MacIsaac is one of 40 farmers in the local watershed area using new software — PEI AgriLogic — that will help him keep track of how much fertilizer he uses.
"The AgriLogic software is something that we're using as a tool for farmers within those watersheds to get a handle on nutrient management and to start to see what changes they can make on their farms and what influence that will have on nitrate levels," said Erica MacDonald, speaking for the provincial Department of Agriculture.
Concerns about groundwater
The pilot project came out of recommendations from the Nitrate Commission.

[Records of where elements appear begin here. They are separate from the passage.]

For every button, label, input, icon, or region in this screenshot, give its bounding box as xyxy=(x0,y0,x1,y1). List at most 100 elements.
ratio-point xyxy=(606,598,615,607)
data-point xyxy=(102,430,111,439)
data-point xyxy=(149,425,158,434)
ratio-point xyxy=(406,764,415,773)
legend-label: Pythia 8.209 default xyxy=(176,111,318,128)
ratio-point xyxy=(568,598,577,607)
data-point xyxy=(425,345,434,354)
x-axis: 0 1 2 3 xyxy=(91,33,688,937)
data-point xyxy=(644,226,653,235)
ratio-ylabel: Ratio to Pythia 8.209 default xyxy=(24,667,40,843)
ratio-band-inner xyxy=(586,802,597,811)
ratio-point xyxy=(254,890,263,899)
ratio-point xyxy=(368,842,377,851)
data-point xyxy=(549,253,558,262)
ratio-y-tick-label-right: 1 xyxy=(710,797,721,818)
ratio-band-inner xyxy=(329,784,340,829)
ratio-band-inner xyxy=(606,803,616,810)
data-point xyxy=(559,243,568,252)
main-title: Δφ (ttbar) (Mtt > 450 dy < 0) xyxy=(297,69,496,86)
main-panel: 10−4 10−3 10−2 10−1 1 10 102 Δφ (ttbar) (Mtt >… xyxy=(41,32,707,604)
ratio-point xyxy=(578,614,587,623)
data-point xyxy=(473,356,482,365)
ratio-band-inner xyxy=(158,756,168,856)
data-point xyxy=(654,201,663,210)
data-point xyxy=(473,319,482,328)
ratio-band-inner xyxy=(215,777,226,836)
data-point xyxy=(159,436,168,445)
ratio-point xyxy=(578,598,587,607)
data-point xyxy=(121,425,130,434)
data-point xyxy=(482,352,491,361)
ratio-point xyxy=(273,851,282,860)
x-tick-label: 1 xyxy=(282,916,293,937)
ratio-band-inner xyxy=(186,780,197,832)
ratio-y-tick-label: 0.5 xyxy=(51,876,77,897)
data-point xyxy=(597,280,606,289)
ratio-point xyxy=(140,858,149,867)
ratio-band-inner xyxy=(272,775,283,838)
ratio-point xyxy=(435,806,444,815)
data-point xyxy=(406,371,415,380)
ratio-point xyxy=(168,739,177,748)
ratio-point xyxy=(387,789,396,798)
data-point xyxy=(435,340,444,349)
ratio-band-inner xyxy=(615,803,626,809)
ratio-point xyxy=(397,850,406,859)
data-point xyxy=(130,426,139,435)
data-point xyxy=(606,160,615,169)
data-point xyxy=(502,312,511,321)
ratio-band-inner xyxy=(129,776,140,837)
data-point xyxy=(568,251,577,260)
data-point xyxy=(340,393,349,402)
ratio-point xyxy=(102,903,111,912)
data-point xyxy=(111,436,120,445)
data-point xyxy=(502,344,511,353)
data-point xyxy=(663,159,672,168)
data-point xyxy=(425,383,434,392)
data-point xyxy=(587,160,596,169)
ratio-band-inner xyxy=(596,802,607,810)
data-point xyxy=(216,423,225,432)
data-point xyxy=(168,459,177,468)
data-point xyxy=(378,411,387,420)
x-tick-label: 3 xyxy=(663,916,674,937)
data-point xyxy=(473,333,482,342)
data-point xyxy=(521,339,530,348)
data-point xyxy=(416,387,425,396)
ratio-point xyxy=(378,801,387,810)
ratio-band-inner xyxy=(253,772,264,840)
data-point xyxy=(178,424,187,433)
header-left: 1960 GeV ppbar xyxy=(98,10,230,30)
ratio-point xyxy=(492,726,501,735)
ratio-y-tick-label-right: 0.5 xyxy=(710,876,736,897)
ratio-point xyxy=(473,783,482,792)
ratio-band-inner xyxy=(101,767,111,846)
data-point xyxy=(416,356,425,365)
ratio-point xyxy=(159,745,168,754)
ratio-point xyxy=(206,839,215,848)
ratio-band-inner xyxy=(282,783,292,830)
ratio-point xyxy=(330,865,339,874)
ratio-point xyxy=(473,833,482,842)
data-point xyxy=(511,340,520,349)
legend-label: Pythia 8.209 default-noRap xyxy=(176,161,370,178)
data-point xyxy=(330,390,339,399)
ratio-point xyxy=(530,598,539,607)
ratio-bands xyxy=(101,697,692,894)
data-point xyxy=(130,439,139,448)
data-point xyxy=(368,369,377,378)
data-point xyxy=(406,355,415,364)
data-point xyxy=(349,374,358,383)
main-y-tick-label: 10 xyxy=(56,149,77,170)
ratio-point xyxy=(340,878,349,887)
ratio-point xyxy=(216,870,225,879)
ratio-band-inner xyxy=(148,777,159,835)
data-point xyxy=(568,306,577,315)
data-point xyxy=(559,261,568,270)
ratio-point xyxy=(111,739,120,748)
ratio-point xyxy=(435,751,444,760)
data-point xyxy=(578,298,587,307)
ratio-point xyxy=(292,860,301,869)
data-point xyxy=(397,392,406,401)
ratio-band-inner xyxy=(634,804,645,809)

An agriculture consultant company in Quebec created the software program, and it has been customized by the P.E.I. Department of Agriculture to meet the needs of farmers on the Island.
The commission said farmers should keep better records of how much nitrogen goes into the ground, so that it doesn't end up in lakes, streams and groundwater.
"We and our neighbours here drink our water here, and we don't want to create a level that's too high and not good for the environment," said MacIsaac.
Now, MacIsaac can use his phone out in the field to voice-record what he's spreading and where, and the information goes directly into the computer program.
"The very last thing we want to do is work a long day and come home and have to enter a pile of notes into something," he said, recalling what he used to have to do.
Now when MacIsaac gets home, the information is already on his computer, along with maps showing the fields, rivers and buffer zones on his property.
"It's user friendly for farmers, but it's just like anything else — it takes time to learn how to use it," said MacDonald, of the Agriculture Department.
Next year the province wants to see 80 farmers using the technology and then, possibly take it provincewide.
Farmers who don't want to use the iPhone can record the information on a hotline, and it will be transmitted to the program.
The voice recordings on the fertilizer app end up in Quebec, where someone transcribes it to the software program by the end of the day.
The program tells MacIsaac if he's using too much nitrogen in his fertilizer.
It also helps with food safety. MacIsaac sells potatoes to Cavendish, which has strict regulations. The system helps him keep detailed records, so if something does go wrong, it can be traced back to the farmer quickly.
"This allows us to produce very detailed information very quickly, and that's the name of the game," MacIsaac said. "If there's a problem, and I'm sure there never will be, we have to be prepared and proactive."